During my time over there, I saw quite a few United, Liverpool, Chelsea and even an Arsenal shirt, but I saw noone representing the English champions. Maybe that is to be expected, we have only recent become big news outside of our own country, but considering we spent 2 consecutive preseasons in the States you would think we should maybe have more to show for it.
That isn't to say there are no Manchester City fans in New York, or the country as a whole, clearly there are, in fact 'The Mad Hatter' bar in the city is recommended for all City fans that find themselves over that way, but when you consider the ties we had to the country with former CEO Garry Cooke coming from Nike, and the trips we did over there I just thought we may have had more of an influence than we seem to have. As with all things though, continued success will clearly spread the word of the club, and these fans and more importantly their money will follow, but I am finding myself begin to wonder if the American market is even one worth pursuing?
As I mentioned, football/soccer just isn't a big deal to mainstream America, sure the Latin population and some of the Afro/Carribean communities prefer it, but if you asked the average man in the street in a small US town to name 3 Premier League teams I suspect it would be a spectacular failure, despite this, numerous clubs every year try to compete with the NFL/NBA/NHL to take some money out of the American public, and over all the years it has only ever really been met with limited success.
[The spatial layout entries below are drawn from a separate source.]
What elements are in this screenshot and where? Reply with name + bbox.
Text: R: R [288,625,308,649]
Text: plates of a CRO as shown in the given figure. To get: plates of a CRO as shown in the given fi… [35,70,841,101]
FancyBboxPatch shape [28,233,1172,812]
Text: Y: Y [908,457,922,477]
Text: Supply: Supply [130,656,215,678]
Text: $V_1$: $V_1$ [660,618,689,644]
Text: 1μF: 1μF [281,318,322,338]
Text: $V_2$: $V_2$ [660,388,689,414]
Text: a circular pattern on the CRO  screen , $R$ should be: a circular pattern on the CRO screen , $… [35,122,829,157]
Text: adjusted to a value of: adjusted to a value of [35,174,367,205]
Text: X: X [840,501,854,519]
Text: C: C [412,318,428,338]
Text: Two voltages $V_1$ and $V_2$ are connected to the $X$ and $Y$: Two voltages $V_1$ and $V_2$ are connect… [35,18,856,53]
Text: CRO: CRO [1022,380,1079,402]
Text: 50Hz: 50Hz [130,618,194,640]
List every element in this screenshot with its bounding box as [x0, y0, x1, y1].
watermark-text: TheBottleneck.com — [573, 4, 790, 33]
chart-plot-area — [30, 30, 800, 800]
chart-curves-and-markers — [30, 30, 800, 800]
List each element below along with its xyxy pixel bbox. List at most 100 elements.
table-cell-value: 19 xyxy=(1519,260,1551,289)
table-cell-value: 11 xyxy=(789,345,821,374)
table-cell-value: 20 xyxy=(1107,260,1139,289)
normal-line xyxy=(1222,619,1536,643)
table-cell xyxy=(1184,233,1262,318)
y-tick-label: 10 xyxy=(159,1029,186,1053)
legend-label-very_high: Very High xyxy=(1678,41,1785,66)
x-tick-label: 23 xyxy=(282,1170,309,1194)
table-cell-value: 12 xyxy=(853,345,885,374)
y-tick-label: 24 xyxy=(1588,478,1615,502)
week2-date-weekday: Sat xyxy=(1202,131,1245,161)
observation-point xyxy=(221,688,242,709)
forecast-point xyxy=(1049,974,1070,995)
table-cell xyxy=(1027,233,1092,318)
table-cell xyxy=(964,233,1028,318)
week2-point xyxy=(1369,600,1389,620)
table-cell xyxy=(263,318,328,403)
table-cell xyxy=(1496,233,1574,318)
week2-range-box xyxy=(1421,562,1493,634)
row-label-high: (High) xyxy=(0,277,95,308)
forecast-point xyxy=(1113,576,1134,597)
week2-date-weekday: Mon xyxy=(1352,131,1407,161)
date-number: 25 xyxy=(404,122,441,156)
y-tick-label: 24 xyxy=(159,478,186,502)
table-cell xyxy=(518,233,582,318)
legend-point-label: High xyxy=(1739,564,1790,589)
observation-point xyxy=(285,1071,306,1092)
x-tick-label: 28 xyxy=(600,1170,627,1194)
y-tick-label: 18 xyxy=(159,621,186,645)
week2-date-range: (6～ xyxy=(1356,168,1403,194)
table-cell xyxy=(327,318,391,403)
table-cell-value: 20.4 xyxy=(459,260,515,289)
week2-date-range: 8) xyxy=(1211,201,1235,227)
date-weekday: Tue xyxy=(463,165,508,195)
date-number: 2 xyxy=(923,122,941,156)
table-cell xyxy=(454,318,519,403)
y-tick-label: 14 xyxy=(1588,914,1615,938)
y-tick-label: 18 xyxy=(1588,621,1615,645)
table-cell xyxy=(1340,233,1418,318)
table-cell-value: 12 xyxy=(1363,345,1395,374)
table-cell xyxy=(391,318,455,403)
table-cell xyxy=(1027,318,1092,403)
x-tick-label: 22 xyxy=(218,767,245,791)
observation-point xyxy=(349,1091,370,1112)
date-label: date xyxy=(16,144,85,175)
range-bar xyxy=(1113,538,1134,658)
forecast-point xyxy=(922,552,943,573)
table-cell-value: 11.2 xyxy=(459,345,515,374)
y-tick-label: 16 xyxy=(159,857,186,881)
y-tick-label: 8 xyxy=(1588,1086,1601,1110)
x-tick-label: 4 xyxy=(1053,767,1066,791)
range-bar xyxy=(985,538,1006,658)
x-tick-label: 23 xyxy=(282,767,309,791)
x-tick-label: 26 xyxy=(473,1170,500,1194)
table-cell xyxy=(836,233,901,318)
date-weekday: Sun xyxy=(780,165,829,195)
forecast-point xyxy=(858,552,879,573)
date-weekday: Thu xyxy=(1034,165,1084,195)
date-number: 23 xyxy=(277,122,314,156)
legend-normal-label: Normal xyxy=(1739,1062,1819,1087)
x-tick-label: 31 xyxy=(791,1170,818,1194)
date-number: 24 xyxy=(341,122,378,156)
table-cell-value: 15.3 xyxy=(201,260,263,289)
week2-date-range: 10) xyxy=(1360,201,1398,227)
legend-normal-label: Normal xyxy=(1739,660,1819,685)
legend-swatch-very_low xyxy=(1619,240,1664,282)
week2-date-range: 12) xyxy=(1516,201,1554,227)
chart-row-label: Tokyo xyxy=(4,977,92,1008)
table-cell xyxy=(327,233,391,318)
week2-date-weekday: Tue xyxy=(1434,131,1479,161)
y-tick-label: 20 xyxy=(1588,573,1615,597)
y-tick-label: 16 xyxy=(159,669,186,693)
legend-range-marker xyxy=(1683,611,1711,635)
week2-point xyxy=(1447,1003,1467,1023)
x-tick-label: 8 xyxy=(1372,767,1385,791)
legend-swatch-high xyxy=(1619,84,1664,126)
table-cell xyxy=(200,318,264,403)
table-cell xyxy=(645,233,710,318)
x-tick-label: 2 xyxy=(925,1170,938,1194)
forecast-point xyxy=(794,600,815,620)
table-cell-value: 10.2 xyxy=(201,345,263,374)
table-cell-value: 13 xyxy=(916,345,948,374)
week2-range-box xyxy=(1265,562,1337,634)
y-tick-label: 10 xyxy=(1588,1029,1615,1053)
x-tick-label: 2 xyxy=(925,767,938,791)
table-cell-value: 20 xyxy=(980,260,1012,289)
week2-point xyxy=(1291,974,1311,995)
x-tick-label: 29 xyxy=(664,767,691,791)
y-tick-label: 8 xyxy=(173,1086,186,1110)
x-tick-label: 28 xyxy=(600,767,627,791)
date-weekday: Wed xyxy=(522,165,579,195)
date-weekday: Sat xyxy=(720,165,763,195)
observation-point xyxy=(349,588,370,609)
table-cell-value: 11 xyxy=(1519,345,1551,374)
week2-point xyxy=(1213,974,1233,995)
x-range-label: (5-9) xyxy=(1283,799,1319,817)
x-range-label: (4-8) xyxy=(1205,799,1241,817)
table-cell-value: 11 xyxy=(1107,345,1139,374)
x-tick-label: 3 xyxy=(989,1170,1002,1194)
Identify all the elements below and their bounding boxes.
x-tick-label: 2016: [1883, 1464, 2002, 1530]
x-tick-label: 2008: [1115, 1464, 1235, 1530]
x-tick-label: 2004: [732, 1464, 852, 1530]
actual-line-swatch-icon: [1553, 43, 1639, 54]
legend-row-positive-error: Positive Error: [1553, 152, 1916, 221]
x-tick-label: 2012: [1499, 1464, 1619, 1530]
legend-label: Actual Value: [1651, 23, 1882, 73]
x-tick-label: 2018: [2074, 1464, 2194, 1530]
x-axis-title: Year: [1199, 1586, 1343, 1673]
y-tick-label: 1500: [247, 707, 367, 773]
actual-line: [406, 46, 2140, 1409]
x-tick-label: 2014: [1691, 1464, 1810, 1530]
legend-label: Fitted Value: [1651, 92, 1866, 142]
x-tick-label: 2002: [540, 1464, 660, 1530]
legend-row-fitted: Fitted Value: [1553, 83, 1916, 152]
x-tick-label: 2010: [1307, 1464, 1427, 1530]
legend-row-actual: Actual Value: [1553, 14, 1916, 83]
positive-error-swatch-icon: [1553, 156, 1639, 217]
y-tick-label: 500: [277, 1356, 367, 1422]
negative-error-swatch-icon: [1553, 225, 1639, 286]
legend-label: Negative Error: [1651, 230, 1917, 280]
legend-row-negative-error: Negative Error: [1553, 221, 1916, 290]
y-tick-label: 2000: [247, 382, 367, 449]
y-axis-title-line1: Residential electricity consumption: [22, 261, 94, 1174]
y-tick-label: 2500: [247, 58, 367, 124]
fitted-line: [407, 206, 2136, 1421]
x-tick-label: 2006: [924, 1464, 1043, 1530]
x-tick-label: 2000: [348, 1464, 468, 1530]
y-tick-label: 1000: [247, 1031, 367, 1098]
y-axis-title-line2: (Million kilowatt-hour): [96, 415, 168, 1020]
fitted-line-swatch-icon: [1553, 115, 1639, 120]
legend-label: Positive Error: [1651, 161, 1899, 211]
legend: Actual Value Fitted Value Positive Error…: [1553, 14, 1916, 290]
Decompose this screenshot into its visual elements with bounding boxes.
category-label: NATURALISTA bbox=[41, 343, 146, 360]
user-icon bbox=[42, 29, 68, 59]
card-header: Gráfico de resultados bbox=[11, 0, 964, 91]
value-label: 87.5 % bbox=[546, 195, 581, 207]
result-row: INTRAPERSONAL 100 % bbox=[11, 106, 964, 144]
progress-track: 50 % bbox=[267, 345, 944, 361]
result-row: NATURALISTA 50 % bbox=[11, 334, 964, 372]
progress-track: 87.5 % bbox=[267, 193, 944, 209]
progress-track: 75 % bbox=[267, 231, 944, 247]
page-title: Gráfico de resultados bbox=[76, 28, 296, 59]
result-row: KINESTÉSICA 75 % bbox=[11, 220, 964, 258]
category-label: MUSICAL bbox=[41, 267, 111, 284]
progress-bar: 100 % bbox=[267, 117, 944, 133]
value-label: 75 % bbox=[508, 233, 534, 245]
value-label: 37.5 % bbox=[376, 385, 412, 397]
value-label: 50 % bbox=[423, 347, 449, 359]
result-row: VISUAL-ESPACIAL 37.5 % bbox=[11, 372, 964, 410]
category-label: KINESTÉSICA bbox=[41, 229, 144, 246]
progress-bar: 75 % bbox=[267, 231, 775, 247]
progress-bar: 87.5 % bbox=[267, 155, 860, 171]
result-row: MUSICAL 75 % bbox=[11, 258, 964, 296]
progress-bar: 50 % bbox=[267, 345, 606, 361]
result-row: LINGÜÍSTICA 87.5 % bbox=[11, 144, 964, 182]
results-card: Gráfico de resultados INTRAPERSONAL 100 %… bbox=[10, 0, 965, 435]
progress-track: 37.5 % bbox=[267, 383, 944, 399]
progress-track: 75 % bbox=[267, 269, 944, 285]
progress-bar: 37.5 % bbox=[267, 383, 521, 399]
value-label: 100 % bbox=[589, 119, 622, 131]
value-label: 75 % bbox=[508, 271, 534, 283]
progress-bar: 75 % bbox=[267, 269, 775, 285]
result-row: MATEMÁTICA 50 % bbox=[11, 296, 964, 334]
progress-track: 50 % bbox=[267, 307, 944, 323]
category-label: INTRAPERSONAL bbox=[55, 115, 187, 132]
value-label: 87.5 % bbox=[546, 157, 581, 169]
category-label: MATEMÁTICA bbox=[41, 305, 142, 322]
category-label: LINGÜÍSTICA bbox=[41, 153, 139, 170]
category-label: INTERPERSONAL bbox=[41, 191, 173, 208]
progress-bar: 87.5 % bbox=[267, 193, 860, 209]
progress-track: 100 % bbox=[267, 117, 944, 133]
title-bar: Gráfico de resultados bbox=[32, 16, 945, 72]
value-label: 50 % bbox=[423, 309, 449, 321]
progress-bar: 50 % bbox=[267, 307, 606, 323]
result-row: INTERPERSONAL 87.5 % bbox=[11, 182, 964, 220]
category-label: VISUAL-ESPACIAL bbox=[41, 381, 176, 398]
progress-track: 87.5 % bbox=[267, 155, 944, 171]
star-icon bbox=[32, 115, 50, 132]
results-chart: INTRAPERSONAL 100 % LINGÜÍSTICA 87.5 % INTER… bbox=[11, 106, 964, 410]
There comes a time where you wonder if it would be best to write off trying to 'crack' America and focus on other markets, and I wonder if that is what we are beginning to do.
The Summer of 2012 was our first preseason without Garry Cooke at the helm; and with the change in CEO, there was a change in our preseason tour. This year the focus seemed to be more on football as opposed to marketing and that is something that I wholeheartedly buy into. Whereas in the past players have been put through their paces in Los Angeles, this year it was done in a quiet town in the Swiss Alps, the public engagements were gone, and hard work was the focus.
That isn't to say that we didn't do any work trying to spread the brand this Summer, there was a fleeting trip to Asia to play Arsenal and a Malay XI in the birds nest stadium and Kuala Lumpur, clearly this exercise will have aided us and hopefully won us some new supporters, and for me this is a much better use of our time in preseason. People in the far East are crazy about football, where as the majority of Americans are ambivalent. It would be a much easier task to convert kids in China, Thailand and Malaysia into City fans than it is in Milwaukee, Des Moines and Atlanta.
The exposure that the Premier League has in these Asian markets is huge, and although the majority of support is for our rivals due to their success there is still huge opportunities there for us to make the sort of money we need to help meet Financial Fair Play. Clearly this is not an ideal scenario for supporters that we have in other parts of the world, but if we are cynical and view these tours as nothing more than the money making schemes that they are, then surely it is preferable to focus our efforts on markets with easier and slightly more solid gains.
It is undeniable that if a few football teams did 'crack' the US, the financial rewards would be huge, but competing against their major sports, as well as the attitude that the majority of Americans seem to have towards football makes it somewhat of an impossible mission in my mind, where as the gains in Asia would be much easier to achieve and potentially far more rewarding.